Kuno Neumeier  |  Logivest Gruppe

Das neuartige Coronavirus sorgt für die einschneidendsten Einschränkungen im öffentlichen Leben seit dem Bestehen der Bundesrepublik. Die wirtschaftlichen Folgen sind im Einzelnen noch völlig unabsehbar. Was den internationalen Lieferverkehr und die Logistikimmobilienstrategie vieler deutscher Unternehmen betrifft, ist jedoch ein radikales Umdenken nötig. Kuno Neumeier, geschäftsführender Gesellschafter der Logivest Gruppe, beleuchtet die Hintergründe.

Herr Neumeier, welche Effekte hat die COVID-19-Pandemie auf den internationalen Warenverkehr?

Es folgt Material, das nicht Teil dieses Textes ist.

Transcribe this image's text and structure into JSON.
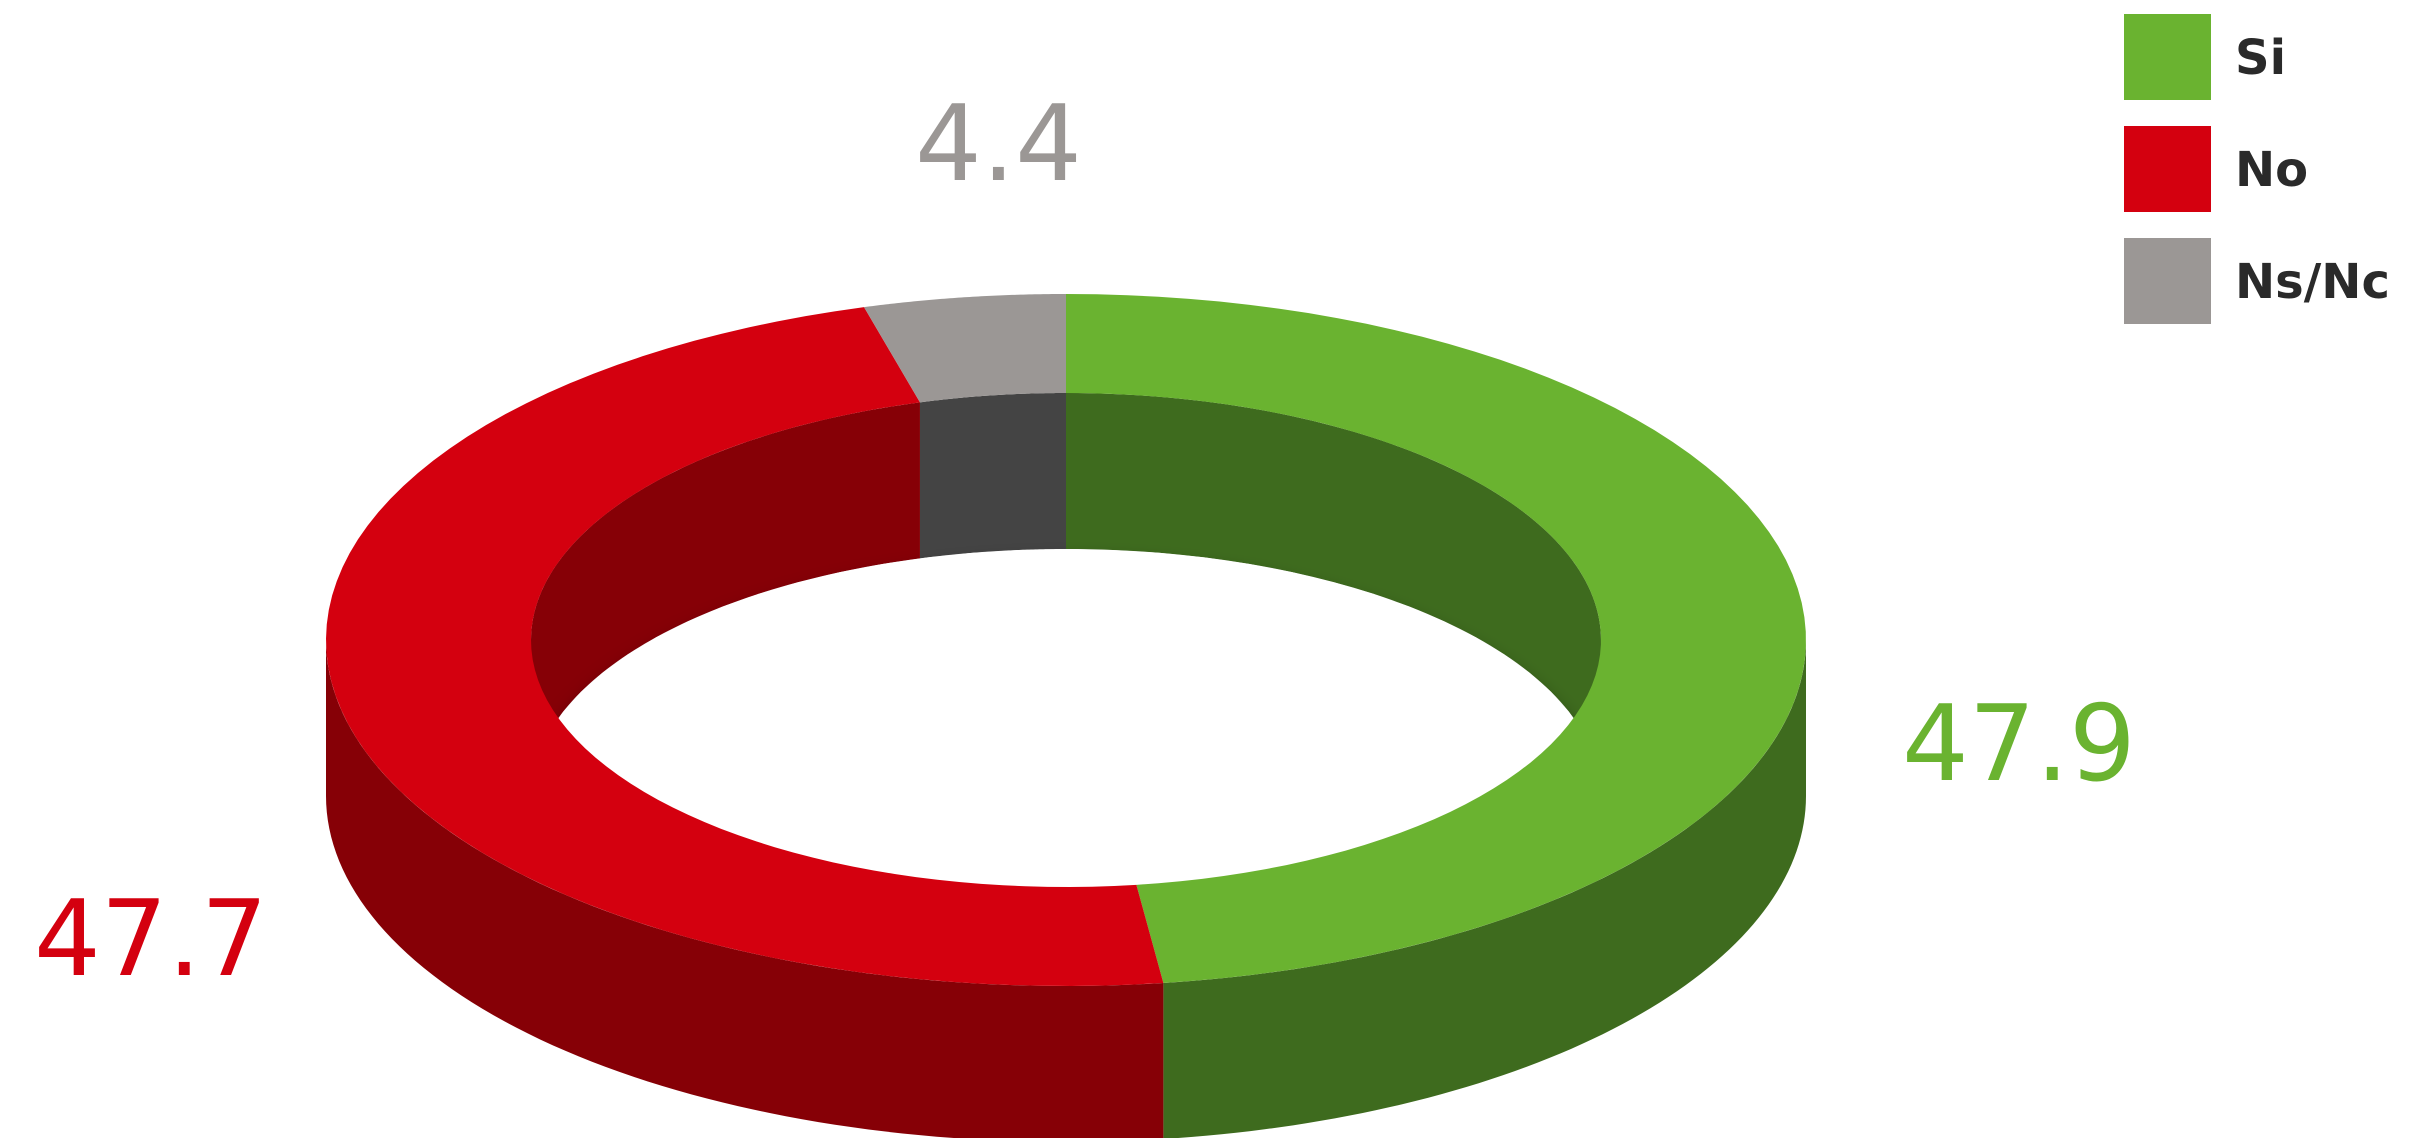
{
  "chart_data": {
    "type": "pie",
    "style": "3d-donut",
    "categories": [
      "Si",
      "No",
      "Ns/Nc"
    ],
    "values": [
      47.9,
      47.7,
      4.4
    ],
    "value_labels": [
      "47.9",
      "47.7",
      "4.4"
    ],
    "colors": [
      "#6ab330",
      "#d4000f",
      "#9b9795"
    ],
    "shade_colors": [
      "#3e6b1e",
      "#860006",
      "#444444"
    ],
    "legend": {
      "position": "top-right",
      "entries": [
        "Si",
        "No",
        "Ns/Nc"
      ]
    }
  }
}
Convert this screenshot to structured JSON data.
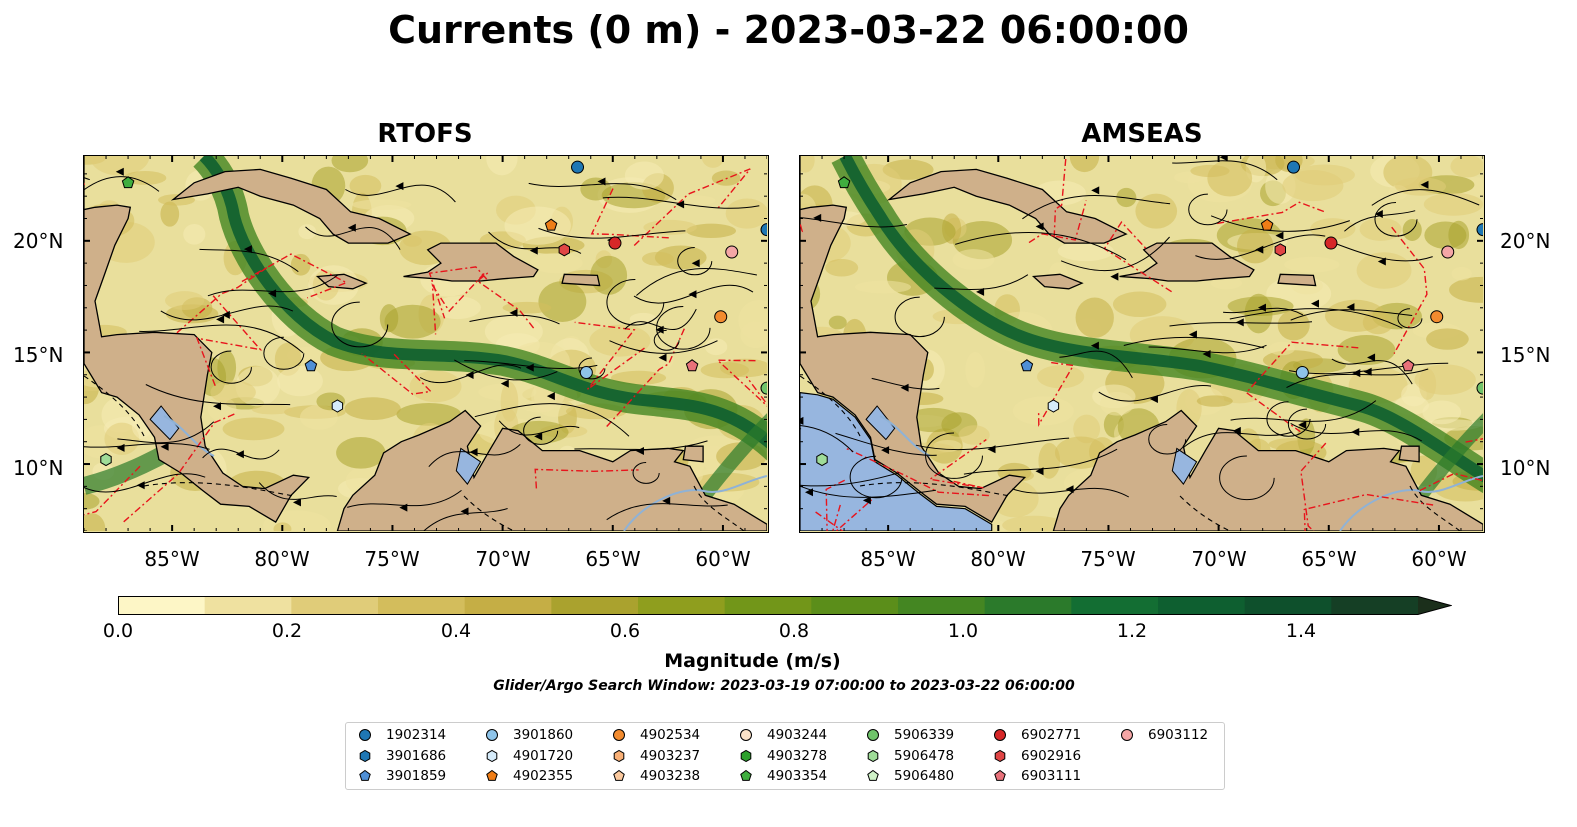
{
  "title": "Currents (0 m) - 2023-03-22 06:00:00",
  "panels": [
    {
      "title": "RTOFS"
    },
    {
      "title": "AMSEAS"
    }
  ],
  "axes": {
    "lat_labels": [
      "20°N",
      "15°N",
      "10°N"
    ],
    "lon_labels": [
      "85°W",
      "80°W",
      "75°W",
      "70°W",
      "65°W",
      "60°W"
    ]
  },
  "colorbar": {
    "label": "Magnitude (m/s)",
    "ticks": [
      "0.0",
      "0.2",
      "0.4",
      "0.6",
      "0.8",
      "1.0",
      "1.2",
      "1.4"
    ],
    "range": [
      0.0,
      1.5
    ],
    "extend": "max",
    "colors": [
      "#fdf6c6",
      "#efe1a0",
      "#e0cc79",
      "#d3bd5c",
      "#c5ae45",
      "#aaa22e",
      "#8f9e1e",
      "#729619",
      "#5b8e1a",
      "#448622",
      "#2b7a2b",
      "#136e33",
      "#0e5f30",
      "#0e502c",
      "#153f25",
      "#1b2f1b"
    ]
  },
  "search_window": "Glider/Argo Search Window: 2023-03-19 07:00:00 to 2023-03-22 06:00:00",
  "legend": [
    {
      "id": "1902314",
      "marker": "circle",
      "color": "#1f77b4"
    },
    {
      "id": "3901686",
      "marker": "hexagon",
      "color": "#1f77b4"
    },
    {
      "id": "3901859",
      "marker": "pentagon",
      "color": "#4f8fd6"
    },
    {
      "id": "3901860",
      "marker": "circle",
      "color": "#8ec4ea"
    },
    {
      "id": "4901720",
      "marker": "hexagon",
      "color": "#d5ebfa"
    },
    {
      "id": "4902355",
      "marker": "pentagon",
      "color": "#ef7d16"
    },
    {
      "id": "4902534",
      "marker": "circle",
      "color": "#f28b2f"
    },
    {
      "id": "4903237",
      "marker": "hexagon",
      "color": "#f9b076"
    },
    {
      "id": "4903238",
      "marker": "pentagon",
      "color": "#fbc99e"
    },
    {
      "id": "4903244",
      "marker": "circle",
      "color": "#fbe2c8"
    },
    {
      "id": "4903278",
      "marker": "hexagon",
      "color": "#2ca02c"
    },
    {
      "id": "4903354",
      "marker": "pentagon",
      "color": "#3fae3f"
    },
    {
      "id": "5906339",
      "marker": "circle",
      "color": "#70c46b"
    },
    {
      "id": "5906478",
      "marker": "hexagon",
      "color": "#9fdc98"
    },
    {
      "id": "5906480",
      "marker": "pentagon",
      "color": "#d0f2c8"
    },
    {
      "id": "6902771",
      "marker": "circle",
      "color": "#d62728"
    },
    {
      "id": "6902916",
      "marker": "hexagon",
      "color": "#e04545"
    },
    {
      "id": "6903111",
      "marker": "pentagon",
      "color": "#e8717a"
    },
    {
      "id": "6903112",
      "marker": "circle",
      "color": "#f4a6a6"
    }
  ],
  "floats": [
    {
      "id": "1902314",
      "lon": -66.6,
      "lat": 23.3
    },
    {
      "id": "1902314",
      "lon": -58.0,
      "lat": 20.5
    },
    {
      "id": "3901860",
      "lon": -66.2,
      "lat": 14.1
    },
    {
      "id": "3901859",
      "lon": -78.7,
      "lat": 14.4
    },
    {
      "id": "4901720",
      "lon": -77.5,
      "lat": 12.6
    },
    {
      "id": "4902355",
      "lon": -67.8,
      "lat": 20.7
    },
    {
      "id": "4902534",
      "lon": -60.1,
      "lat": 16.6
    },
    {
      "id": "6902771",
      "lon": -64.9,
      "lat": 19.9
    },
    {
      "id": "6902916",
      "lon": -67.2,
      "lat": 19.6
    },
    {
      "id": "6903111",
      "lon": -61.4,
      "lat": 14.4
    },
    {
      "id": "6903112",
      "lon": -59.6,
      "lat": 19.5
    },
    {
      "id": "4903354",
      "lon": -87.0,
      "lat": 22.6
    },
    {
      "id": "5906339",
      "lon": -58.0,
      "lat": 13.4
    },
    {
      "id": "5906478",
      "lon": -88.0,
      "lat": 10.2
    }
  ],
  "map_extent": {
    "lon": [
      -89,
      -58
    ],
    "lat": [
      7,
      23.8
    ]
  },
  "land_color": "#cfb08a",
  "ocean_color": "#e9df9c",
  "pacific_color": "#97b6df"
}
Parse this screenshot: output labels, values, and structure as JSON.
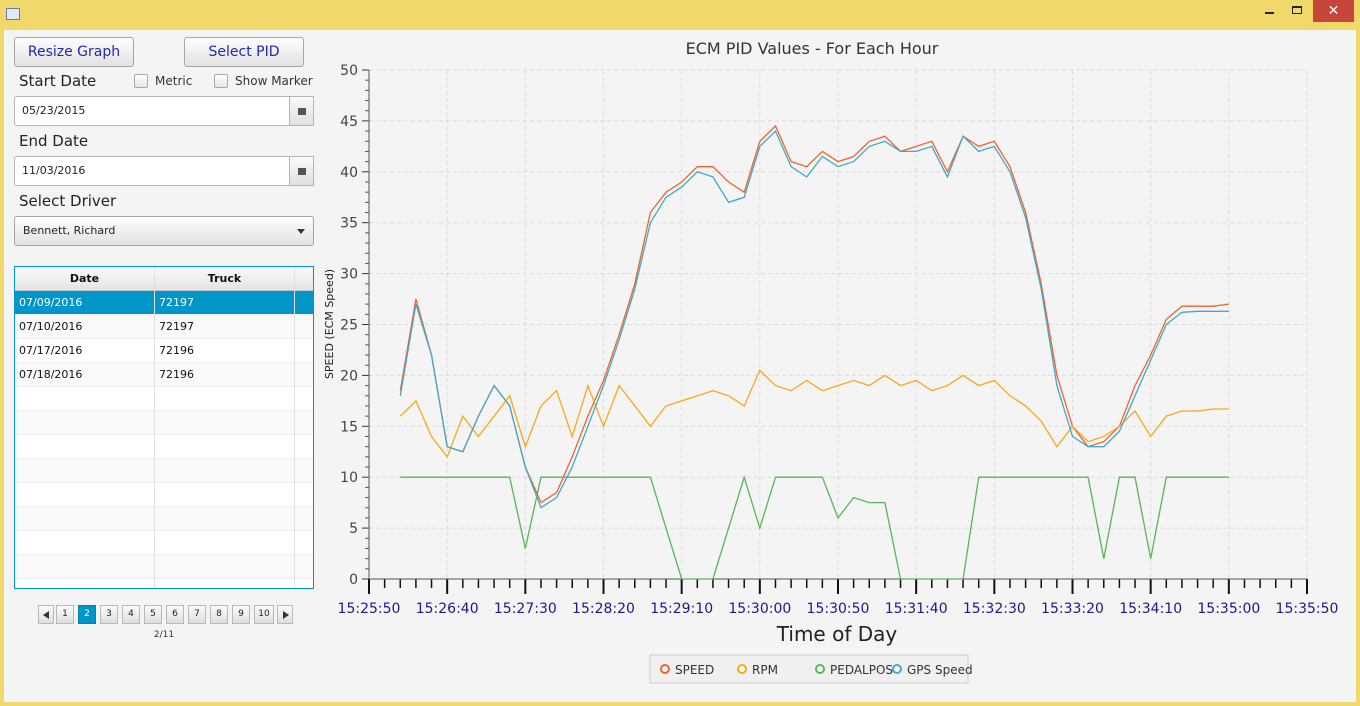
{
  "controls": {
    "resize_button": "Resize Graph",
    "pid_button": "Select PID",
    "start_label": "Start Date",
    "metric_label": "Metric",
    "marker_label": "Show Marker",
    "start_date": "05/23/2015",
    "end_label": "End Date",
    "end_date": "11/03/2016",
    "driver_label": "Select Driver",
    "driver": "Bennett, Richard"
  },
  "table": {
    "columns": [
      "Date",
      "Truck"
    ],
    "rows": [
      [
        "07/09/2016",
        "72197"
      ],
      [
        "07/10/2016",
        "72197"
      ],
      [
        "07/17/2016",
        "72196"
      ],
      [
        "07/18/2016",
        "72196"
      ]
    ],
    "selected_row": 0
  },
  "pagination": {
    "pages": [
      "1",
      "2",
      "3",
      "4",
      "5",
      "6",
      "7",
      "8",
      "9",
      "10"
    ],
    "current_index": 1,
    "status": "2/11"
  },
  "chart_data": {
    "type": "line",
    "title": "ECM PID Values - For Each Hour",
    "x_label": "Time of Day",
    "y_label": "SPEED  (ECM Speed)",
    "x": [
      55570,
      55580,
      55590,
      55600,
      55610,
      55620,
      55630,
      55640,
      55650,
      55660,
      55670,
      55680,
      55690,
      55700,
      55710,
      55720,
      55730,
      55740,
      55750,
      55760,
      55770,
      55780,
      55790,
      55800,
      55810,
      55820,
      55830,
      55840,
      55850,
      55860,
      55870,
      55880,
      55890,
      55900,
      55910,
      55920,
      55930,
      55940,
      55950,
      55960,
      55970,
      55980,
      55990,
      56000,
      56010,
      56020,
      56030,
      56040,
      56050,
      56060,
      56070,
      56080,
      56090,
      56100
    ],
    "xlim": [
      55550,
      56150
    ],
    "xticks": [
      {
        "value": 55550,
        "label": "15:25:50"
      },
      {
        "value": 55600,
        "label": "15:26:40"
      },
      {
        "value": 55650,
        "label": "15:27:30"
      },
      {
        "value": 55700,
        "label": "15:28:20"
      },
      {
        "value": 55750,
        "label": "15:29:10"
      },
      {
        "value": 55800,
        "label": "15:30:00"
      },
      {
        "value": 55850,
        "label": "15:30:50"
      },
      {
        "value": 55900,
        "label": "15:31:40"
      },
      {
        "value": 55950,
        "label": "15:32:30"
      },
      {
        "value": 56000,
        "label": "15:33:20"
      },
      {
        "value": 56050,
        "label": "15:34:10"
      },
      {
        "value": 56100,
        "label": "15:35:00"
      },
      {
        "value": 56150,
        "label": "15:35:50"
      }
    ],
    "ylim": [
      0,
      50
    ],
    "yticks": [
      0,
      5,
      10,
      15,
      20,
      25,
      30,
      35,
      40,
      45,
      50
    ],
    "grid": true,
    "series": [
      {
        "name": "SPEED",
        "color": "#f3622d",
        "values": [
          18.5,
          27.5,
          22,
          13,
          12.5,
          16,
          19,
          17,
          11,
          7.5,
          8.5,
          12,
          16,
          19.5,
          24,
          29,
          36,
          38,
          39,
          40.5,
          40.5,
          39,
          38,
          43,
          44.5,
          41,
          40.5,
          42,
          41,
          41.5,
          43,
          43.5,
          42,
          42.5,
          43,
          40,
          43.5,
          42.5,
          43,
          40.5,
          36,
          29,
          20,
          15,
          13,
          13.5,
          15,
          19,
          22,
          25.5,
          26.8,
          26.8,
          26.8,
          27
        ]
      },
      {
        "name": "RPM",
        "color": "#fba71b",
        "values": [
          16,
          17.5,
          14,
          12,
          16,
          14,
          16,
          18,
          13,
          17,
          18.5,
          14,
          19,
          15,
          19,
          17,
          15,
          17,
          17.5,
          18,
          18.5,
          18,
          17,
          20.5,
          19,
          18.5,
          19.5,
          18.5,
          19,
          19.5,
          19,
          20,
          19,
          19.5,
          18.5,
          19,
          20,
          19,
          19.5,
          18,
          17,
          15.5,
          13,
          15,
          13.5,
          14,
          15,
          16.5,
          14,
          16,
          16.5,
          16.5,
          16.7,
          16.7
        ]
      },
      {
        "name": "PEDALPOS",
        "color": "#57b757",
        "values": [
          10,
          10,
          10,
          10,
          10,
          10,
          10,
          10,
          3,
          10,
          10,
          10,
          10,
          10,
          10,
          10,
          10,
          5,
          0,
          0,
          0,
          5,
          10,
          5,
          10,
          10,
          10,
          10,
          6,
          8,
          7.5,
          7.5,
          0,
          0,
          0,
          0,
          0,
          10,
          10,
          10,
          10,
          10,
          10,
          10,
          10,
          2,
          10,
          10,
          2,
          10,
          10,
          10,
          10,
          10
        ]
      },
      {
        "name": "GPS Speed",
        "color": "#41a9c9",
        "values": [
          18,
          27,
          22,
          13,
          12.5,
          16,
          19,
          17,
          11,
          7,
          8,
          11,
          15,
          19,
          23.5,
          28.5,
          35,
          37.5,
          38.5,
          40,
          39.5,
          37,
          37.5,
          42.5,
          44,
          40.5,
          39.5,
          41.5,
          40.5,
          41,
          42.5,
          43,
          42,
          42,
          42.5,
          39.5,
          43.5,
          42,
          42.5,
          40,
          35.5,
          28.5,
          19,
          14,
          13,
          13,
          14.5,
          18,
          21.5,
          25,
          26.2,
          26.3,
          26.3,
          26.3
        ]
      }
    ]
  }
}
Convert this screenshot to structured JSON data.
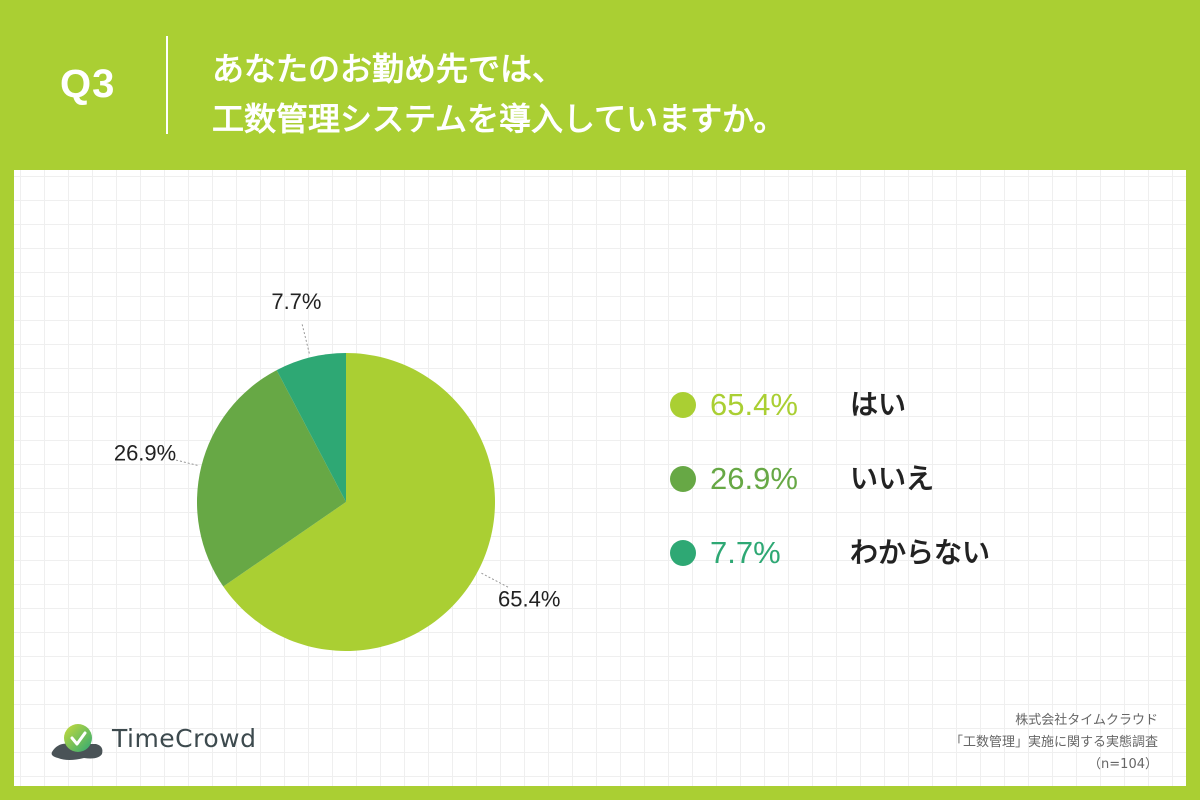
{
  "question_label": "Q3",
  "title_lines": [
    "あなたのお勤め先では、",
    "工数管理システムを導入していますか。"
  ],
  "chart_data": {
    "type": "pie",
    "slices": [
      {
        "label": "はい",
        "value": 65.4,
        "display": "65.4%",
        "color": "#aacf33"
      },
      {
        "label": "いいえ",
        "value": 26.9,
        "display": "26.9%",
        "color": "#67a845"
      },
      {
        "label": "わからない",
        "value": 7.7,
        "display": "7.7%",
        "color": "#2ea874"
      }
    ],
    "start_angle_deg": 0,
    "direction": "clockwise",
    "legend_position": "right"
  },
  "legend": [
    {
      "pct": "65.4%",
      "label": "はい",
      "color": "#aacf33"
    },
    {
      "pct": "26.9%",
      "label": "いいえ",
      "color": "#67a845"
    },
    {
      "pct": "7.7%",
      "label": "わからない",
      "color": "#2ea874"
    }
  ],
  "logo": {
    "text": "TimeCrowd",
    "icon": "timecrowd-logo-icon"
  },
  "source_lines": [
    "株式会社タイムクラウド",
    "「工数管理」実施に関する実態調査",
    "（n=104）"
  ],
  "colors": {
    "background": "#aacf33",
    "card": "#ffffff"
  }
}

In China konnten nur etwa fünf Prozent aller Mitarbeiter in die Fabriken und nur etwa jedes zehnte Frachtschiff hat das Land verlassen. Es war absehbar, dass vier Wochen später in Deutschland viele Produktionsstätten stillstehen – einfach, weil keine Waren mehr nachkommen. Hier zeigt sich, dass die Just-in-Time-Logistik, bei der die Güter genau im Moment des Bedarfs eintreffen, äußerst anfällig und risikoreich ist. Zahlreiche deutsche und internationale Unternehmen haben dieses Problem bereits vor dem Ausbruch der Pandemie erkannt und sind teilweise zu einer Vor-Ort-Fertigung und Lagerung übergegangen, anstatt die Waren über den gesamten Globus anliefern zu lassen und sich massiv von Drittländern abhängig zu machen. Der Corona-Faktor wird diese Deglobalisierung nun nochmals deutlich beschleunigen.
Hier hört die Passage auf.